Depth maps are more useful as an input for object detection models in cluttered environments due to their ability to provide a 3D representation of the environment, allowing for more accurate object detection and localization. This is due to the fact that depth maps can provide key cues about the scene layout and the relative positions of various objects in the scene, which are essential for accurately detecting and localizing objects in a cluttered environment.

More specifically, depth maps can provide information about the 3D structure of the scene, including the relative sizes of objects, as well as their distances from the camera. This information can be used to distinguish between objects in the scene, and provide more precise object localization compared to using only 2D image data. Additionally, depth maps can also provide information about occlusions, which can further aid object detection in crowded scenes.

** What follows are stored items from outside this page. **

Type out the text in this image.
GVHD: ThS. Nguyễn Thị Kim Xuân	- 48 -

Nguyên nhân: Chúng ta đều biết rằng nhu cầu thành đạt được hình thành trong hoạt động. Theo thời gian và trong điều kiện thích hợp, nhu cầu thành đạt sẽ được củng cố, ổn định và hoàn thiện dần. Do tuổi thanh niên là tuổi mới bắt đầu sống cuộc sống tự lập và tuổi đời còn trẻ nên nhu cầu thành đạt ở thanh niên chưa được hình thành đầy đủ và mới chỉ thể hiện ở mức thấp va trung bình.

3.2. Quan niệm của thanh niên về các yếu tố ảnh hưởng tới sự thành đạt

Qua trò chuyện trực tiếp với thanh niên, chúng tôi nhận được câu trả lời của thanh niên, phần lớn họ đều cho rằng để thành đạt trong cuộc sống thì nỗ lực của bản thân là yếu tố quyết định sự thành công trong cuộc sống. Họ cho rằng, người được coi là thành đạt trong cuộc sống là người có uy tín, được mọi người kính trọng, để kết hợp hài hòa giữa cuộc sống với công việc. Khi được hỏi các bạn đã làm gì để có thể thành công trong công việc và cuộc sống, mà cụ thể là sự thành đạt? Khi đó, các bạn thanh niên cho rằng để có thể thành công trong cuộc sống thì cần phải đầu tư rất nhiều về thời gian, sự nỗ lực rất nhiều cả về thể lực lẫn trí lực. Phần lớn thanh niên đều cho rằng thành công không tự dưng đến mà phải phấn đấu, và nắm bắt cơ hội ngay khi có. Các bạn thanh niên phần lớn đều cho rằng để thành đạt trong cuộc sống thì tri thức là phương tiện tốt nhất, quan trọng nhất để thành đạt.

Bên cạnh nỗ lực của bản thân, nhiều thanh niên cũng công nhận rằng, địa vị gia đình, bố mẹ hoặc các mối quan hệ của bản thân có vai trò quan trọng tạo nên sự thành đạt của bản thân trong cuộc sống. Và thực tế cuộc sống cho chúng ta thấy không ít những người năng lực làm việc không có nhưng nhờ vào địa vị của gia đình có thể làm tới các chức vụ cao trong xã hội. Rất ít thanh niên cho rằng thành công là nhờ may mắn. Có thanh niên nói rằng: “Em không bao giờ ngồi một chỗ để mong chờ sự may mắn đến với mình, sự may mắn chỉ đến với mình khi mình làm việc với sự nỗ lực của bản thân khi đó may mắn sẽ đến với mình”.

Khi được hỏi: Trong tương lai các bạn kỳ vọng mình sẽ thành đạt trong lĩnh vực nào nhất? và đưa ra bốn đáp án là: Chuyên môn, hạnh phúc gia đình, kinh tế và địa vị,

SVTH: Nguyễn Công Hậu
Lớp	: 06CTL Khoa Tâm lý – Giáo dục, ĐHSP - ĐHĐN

In this application, we try to enable the notion of dexterity in LEGO Robotic Arms by spatially navigating to the cup, picking it up and pouring it into a glass bowl. The navigation process is solely driven through depth maps and it works with high accuracy in spatially locating the exact coordinates of the cup.

Testing the FOMO algorithm on depth maps trained using depth images:

Training the model:

This application shows how depth maps can be used to located a cup in a cluttered environment.

You can take a look at the Edge Impulse project here.

Start with collecting data.

• Use the OAK-D to collect depth map images of the environment with the cup present
• Take around 400 images
• Upload them to your Edge Impulse Project
• Use the built-in labelling tool to create bounding boxes

Then create the impulse to be an object detection model and then set the colour depth of the images as RGB

Finally, select FOMO as the neural network architecture and train it for 30 epochs. We went with 30 epochs to stay within the 20 min job limit for the free plan. You might have to adjust the number of epochs based on the number of data samples you have or you could take a look here.

The accuracy of the FOMO model trained only on depth maps was significantly higher than using RGB maps to detect the cup in cluttered, occluded or indistinguishable backgrounds.

To run the demo:

$ cd software/main_ensemble/
$ python3 depth-only-dexterity-manipulation.py ./models/dexterity-depth.eim

Demo:

This demo includes calculating the spatial location of the cup, picking it up and pouring it into a bowl.

Conclusion:

Finally, this machine learning project effectively integrated many technologies to produce a comprehensive solution for robot-assisted feeding. A comfortable way for the user to communicate with the robot was made possible by the combination of facial tracking and gesture recognition. The precision and dependability of the system were further improved by the use of depth maps in object detection. The findings indicated a bright future for advancements and applications in the field of rehabilitation and assisted living. This research shows the effectiveness of fusing cutting-edge technology for useful and practical applications.